Newt se dio la vuelta despacio para mirarles, y a Thomas se le cayó el alma a los pies cuando vio que sostenía un lanzagranadas en las manos. Y tenía mal aspecto, como si hubiera estado corriendo, luchando y cayendo por precipicios tres días seguidos. Pero, a pesar de la ira que inundaba sus ojos, todavía no le vencía la locura.

—¡Vaya! —exclamó Minho, que retrocedió un paso y casi pisó a la señora que tenía detrás—. Tranquilito: no tienes por qué apuntarme con un fuco lanzagranadas a la cara mientras hablamos. ¿De dónde has sacado esa cosa, por cierto?

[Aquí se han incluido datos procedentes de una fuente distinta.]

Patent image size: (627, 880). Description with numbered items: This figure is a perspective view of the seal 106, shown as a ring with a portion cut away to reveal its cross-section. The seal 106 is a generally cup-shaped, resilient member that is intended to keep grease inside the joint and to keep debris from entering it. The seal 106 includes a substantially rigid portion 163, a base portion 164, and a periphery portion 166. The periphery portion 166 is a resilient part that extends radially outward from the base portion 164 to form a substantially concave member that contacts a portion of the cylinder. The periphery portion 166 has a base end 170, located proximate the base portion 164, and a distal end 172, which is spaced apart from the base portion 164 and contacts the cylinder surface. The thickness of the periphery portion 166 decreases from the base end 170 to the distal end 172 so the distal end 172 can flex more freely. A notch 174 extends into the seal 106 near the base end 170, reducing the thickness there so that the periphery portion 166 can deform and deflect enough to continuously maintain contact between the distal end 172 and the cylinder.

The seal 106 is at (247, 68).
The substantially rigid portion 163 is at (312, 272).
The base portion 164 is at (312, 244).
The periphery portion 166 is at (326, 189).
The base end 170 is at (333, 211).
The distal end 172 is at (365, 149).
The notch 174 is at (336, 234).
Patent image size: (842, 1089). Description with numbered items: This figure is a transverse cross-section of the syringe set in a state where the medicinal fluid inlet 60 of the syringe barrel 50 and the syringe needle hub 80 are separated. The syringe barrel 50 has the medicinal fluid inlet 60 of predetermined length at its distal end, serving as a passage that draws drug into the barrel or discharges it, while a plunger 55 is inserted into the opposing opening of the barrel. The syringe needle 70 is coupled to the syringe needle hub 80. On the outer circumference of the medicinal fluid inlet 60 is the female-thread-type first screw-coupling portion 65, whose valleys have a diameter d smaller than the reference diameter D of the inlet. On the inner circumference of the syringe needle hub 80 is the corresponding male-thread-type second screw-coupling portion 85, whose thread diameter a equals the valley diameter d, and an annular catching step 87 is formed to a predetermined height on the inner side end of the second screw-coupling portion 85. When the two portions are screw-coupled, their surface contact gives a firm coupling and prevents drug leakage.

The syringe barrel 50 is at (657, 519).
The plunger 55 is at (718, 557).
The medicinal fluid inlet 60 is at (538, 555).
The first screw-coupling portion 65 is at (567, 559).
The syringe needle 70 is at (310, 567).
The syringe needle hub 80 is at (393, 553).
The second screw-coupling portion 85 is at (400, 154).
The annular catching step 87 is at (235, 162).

—Lo robé —contestó Newt—. Se lo quité a un guardia que me hizo… enfadar —le temblaban ligeramente las manos, lo que puso a Thomas nervioso, y apoyó el dedo sobre el gatillo—. No estoy… bien. En serio, agradezco que hayáis venido a por mí, puñeteros pingajos, de verdad. Pero aquí es donde termina todo. Aquí es donde os dais la vuelta, salís por la puerta, os dirigís a vuestro iceberg y os marcháis. ¿Está claro?

—No, Newt, no está claro —replicó Minho con un tono cada vez más frustrado—. Nos hemos arriesgado a venir a este lugar porque eres nuestro amigo y queremos llevarte a casa. Si quieres lloriquear mientras te vuelves loco, muy bien; pero lo vas a hacer con nosotros, no con estos fucos raros.

De repente, Newt se incorporó, tan rápido que Thomas casi dio un traspié. Levantó el lanzagranadas y apuntó a Minho.

—¡Yo soy un raro, Minho! ¿Por qué no te metes eso en tu maldita mollera? Si tuvieras el Destello y supieras por lo que estás a punto de pasar, ¿te gustaría que tus amigos te vieran? ¿Eh? ¿Te gustaría? —las últimas palabras las gritó, sacudido por un temblor que aumentaba gradualmente.

Minho no dijo nada, y Thomas sabía por qué. Él mismo intentaba encontrar palabras, pero sin éxito. Ahora Newt le fulminaba con la mirada.

—Y tú, Tommy —dijo, bajando la voz—, tienes mucho morro viniendo aquí para pedirme que me marche con vosotros. Mucho morro. Tu mera presencia me pone enfermo.

Thomas se quedó mudo de asombro. Nunca nada que le hubieran dicho le había dolido tanto. Nada.